CAMY Fund’s informed grantmaking approach: Quintana Roo, Mexico
By Emily Barcklow D’Amica, Senior Program Officer
In January, I traveled to Quintana Roo, Mexico to see CAMY Fund grantee partner Elige: Red de Jóvenes por los Derechos Sexuales y Reproductivos in action. The pretext was a training that Elige convened for organizations that form part of the Quintana Roo Network for Youth Sexual and Reproductive Rights, of which they are a founding member.
Quintana Roo had elections last year and a coalition government between the conservative and liberal parties (PAN-PRD) won. The elections were historic since this was the first time since the founding of the state in 1974 that the centrist PRI party (which currently holds the Mexican presidency) lost.
As part of the CAMY Fund’s informed grantmaking model I decided to take advantage of the trip to meet with officials from several public institutions to hear their reflections about the elections and what the new government would mean for young people in Quintana Roo. Central to the CAMY Fund philosophy is that we must understand politics and key actors’ motivations so that our grantmaking and technical assistance is relevant and strategic.
My first meeting was with Claudette González, Technical Undersecretary for the state’s Ministry of the Interior. Claudette, CAMY Fund Fellow, Didier Tuz, and I discussed the formation and next steps for the State Group for the Prevention of Adolescent Pregnancy (GEPEA by its initials in Spanish), which coordinates implementation at the local level for the National Strategy to Prevent Adolescent Pregnancy. Elige, the CAMY Fund’s grantee partner, was one of the organizations that pushed for the formation of the GEPEA based on its participation in the corresponding group at the national level. The success of this strategy was confirmed by Claudette who said, “the GEPEA was formed last year because of the pressure from civil society organizations.” Claudette expressed some concern about the mandate of the Group and its operations, which Elige is particularly poised to respond to, since they have the perspective of the national group as a reference.
Our next stop was to visit with Norma Salazar, the new Executive Secretary of the State System for the Protection of Children and Adolescents (SIPINNA by its initials in Spanish). The SIPPINA is a result of 2015 legal reforms based on the passage of the General Law for the Rights of Children and Adolescents. There are equivalent systems at the municipal and federal levels to coordinate efforts between government institutions in favor of the rights of children and adolescents. Further information about this system can be found here.
My interest in this meeting was to find out more about how child marriage/early unions were addressed in the State Protection System. Though the minimum age of marriage in Quintana Roo was raised to 18 in 2014, historically the statewide percentage for adolescent girls (ages 15-19) marrying or entering early unions has hovered around 23 percent. Norma informed us that “there is no current strategy around early unions,” however she expressed a commitment to incorporate this issue in the work of the SIPINNA. This lack of a state-wide strategy to address child marriage/early unions, combined with the commitment of the Executive Secretary to address the problem, presents an opportunity for CAMY Fund grantees to guide the orientation of the local government’s approach.

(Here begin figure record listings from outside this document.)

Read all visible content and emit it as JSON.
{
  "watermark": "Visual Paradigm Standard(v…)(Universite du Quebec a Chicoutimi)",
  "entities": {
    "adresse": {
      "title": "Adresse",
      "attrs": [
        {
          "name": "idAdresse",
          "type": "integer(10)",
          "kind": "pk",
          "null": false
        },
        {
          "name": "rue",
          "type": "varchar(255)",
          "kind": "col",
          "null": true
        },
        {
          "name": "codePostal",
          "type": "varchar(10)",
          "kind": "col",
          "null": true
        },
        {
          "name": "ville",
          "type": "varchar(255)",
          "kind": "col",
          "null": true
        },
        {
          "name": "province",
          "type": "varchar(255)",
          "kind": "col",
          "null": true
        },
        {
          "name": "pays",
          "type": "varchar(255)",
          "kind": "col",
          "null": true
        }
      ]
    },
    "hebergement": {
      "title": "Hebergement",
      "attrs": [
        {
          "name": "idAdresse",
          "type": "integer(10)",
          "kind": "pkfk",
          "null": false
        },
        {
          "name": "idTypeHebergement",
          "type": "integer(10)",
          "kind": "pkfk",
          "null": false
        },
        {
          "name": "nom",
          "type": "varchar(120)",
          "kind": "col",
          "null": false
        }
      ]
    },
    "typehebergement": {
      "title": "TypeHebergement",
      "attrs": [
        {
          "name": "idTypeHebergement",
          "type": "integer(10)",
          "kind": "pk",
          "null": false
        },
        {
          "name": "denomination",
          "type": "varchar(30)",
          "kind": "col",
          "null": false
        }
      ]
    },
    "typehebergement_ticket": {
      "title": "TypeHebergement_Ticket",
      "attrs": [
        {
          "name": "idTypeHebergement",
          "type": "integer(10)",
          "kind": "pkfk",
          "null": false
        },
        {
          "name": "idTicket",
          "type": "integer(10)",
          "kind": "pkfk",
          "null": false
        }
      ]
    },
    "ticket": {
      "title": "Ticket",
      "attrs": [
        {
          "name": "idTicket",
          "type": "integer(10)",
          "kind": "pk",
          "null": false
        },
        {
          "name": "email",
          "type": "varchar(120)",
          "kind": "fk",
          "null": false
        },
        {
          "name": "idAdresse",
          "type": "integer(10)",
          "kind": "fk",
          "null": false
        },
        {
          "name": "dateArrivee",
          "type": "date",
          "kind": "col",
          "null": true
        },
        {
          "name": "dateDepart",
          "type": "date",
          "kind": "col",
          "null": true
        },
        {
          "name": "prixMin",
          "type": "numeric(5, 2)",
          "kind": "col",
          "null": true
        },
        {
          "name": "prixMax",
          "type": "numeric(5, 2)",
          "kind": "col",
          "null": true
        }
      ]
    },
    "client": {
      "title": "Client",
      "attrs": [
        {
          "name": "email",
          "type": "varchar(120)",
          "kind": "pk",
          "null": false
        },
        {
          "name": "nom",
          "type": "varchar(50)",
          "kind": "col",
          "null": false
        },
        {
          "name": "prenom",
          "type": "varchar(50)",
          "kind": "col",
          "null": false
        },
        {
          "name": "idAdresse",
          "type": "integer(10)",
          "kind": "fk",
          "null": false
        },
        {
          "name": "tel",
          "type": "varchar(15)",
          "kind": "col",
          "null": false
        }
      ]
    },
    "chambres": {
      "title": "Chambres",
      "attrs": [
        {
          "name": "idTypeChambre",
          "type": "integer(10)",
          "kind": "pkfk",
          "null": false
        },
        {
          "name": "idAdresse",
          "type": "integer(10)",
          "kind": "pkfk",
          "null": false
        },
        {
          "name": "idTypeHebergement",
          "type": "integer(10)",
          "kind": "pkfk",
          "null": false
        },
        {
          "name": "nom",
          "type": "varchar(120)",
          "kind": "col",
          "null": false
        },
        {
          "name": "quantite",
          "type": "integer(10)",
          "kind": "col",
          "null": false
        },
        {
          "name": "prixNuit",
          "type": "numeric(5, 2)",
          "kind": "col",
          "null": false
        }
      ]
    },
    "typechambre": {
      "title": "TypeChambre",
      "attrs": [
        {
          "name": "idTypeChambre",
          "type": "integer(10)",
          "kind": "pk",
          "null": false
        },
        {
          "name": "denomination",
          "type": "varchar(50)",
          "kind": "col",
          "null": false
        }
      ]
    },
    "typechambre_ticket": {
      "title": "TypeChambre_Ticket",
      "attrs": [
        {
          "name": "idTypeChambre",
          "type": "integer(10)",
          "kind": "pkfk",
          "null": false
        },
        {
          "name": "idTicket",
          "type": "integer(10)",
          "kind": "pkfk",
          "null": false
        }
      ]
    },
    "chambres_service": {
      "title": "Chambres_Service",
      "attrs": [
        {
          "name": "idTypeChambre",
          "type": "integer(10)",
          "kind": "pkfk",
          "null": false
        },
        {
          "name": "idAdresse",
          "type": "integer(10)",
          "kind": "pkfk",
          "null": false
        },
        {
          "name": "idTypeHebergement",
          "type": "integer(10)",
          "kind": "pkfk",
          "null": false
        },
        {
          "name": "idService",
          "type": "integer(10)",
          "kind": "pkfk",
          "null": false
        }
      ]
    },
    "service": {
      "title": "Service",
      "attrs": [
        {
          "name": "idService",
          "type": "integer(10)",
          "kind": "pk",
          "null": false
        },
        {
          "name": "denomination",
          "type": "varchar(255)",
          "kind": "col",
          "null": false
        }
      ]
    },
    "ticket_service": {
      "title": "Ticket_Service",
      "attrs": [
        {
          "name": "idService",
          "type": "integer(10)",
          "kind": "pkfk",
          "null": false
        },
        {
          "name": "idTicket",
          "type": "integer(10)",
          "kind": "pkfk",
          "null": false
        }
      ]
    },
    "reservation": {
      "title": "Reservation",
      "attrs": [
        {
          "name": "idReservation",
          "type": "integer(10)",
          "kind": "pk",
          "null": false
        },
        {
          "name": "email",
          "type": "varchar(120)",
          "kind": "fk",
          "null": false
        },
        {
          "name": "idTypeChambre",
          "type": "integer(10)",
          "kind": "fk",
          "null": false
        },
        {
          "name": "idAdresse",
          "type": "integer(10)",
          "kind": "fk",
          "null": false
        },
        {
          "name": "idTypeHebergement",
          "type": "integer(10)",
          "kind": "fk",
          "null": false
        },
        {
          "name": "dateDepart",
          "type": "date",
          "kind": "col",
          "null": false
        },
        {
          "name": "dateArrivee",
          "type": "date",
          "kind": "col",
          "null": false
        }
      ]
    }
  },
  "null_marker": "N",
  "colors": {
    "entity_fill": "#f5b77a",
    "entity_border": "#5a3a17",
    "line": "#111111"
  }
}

The last meeting before heading to Elige’s training in the municipality of Carrillo Puerto was with Dr. Christian Rueda Jiménez, in charge of family planning and adolescent sexual and reproductive health at the Ministry of Health. Dr. Rueda has overseen the expansion of youth-friendly services throughout the state over the past year to a total of 28 to date. When discussing sexual and reproductive health needs in the state, he cited the need for teacher education as one of the key issues. This particularly resonated with me because the CAMY Fund is also interested in supporting comprehensive sexuality education in schools, which often begins with teacher training.
These meetings with public officials were extremely informative for the CAMY Fund. I came away from the meetings optimistic about the opportunities that this new government presents and with clear ideas on how to target our grantmaking in order to have the most impact.
Following these meetings, we headed to the municipality of Carrillo Puerto to observe a training with members of the Quintana Roo Network for Youth Sexual and Reproductive Rights. The Network was formed in late-2016 as a result of Elige’s convening work in the state. Since then, they have organized a series of trainings to strengthen members’ knowledge and skills in anticipation of a joint advocacy plan in 2017.
Thirteen organizations from all over the state attended the training which was dedicated to conceptual elements of advocacy and communication strategies. Being present for the workshop allowed me to get to know individual organizations and also observe the network’s dynamic as a whole. I was also able to identify talented leaders representing organizations new to the CAMY Fund.
I left this trip excited about the work of our grantee partner in Quintana Roo, and hopeful about the potential for institutional changes in the state. As a grantmaker, I feel empowered by the relationships I strengthened and information I collected, all of which will inform our strategy moving forward.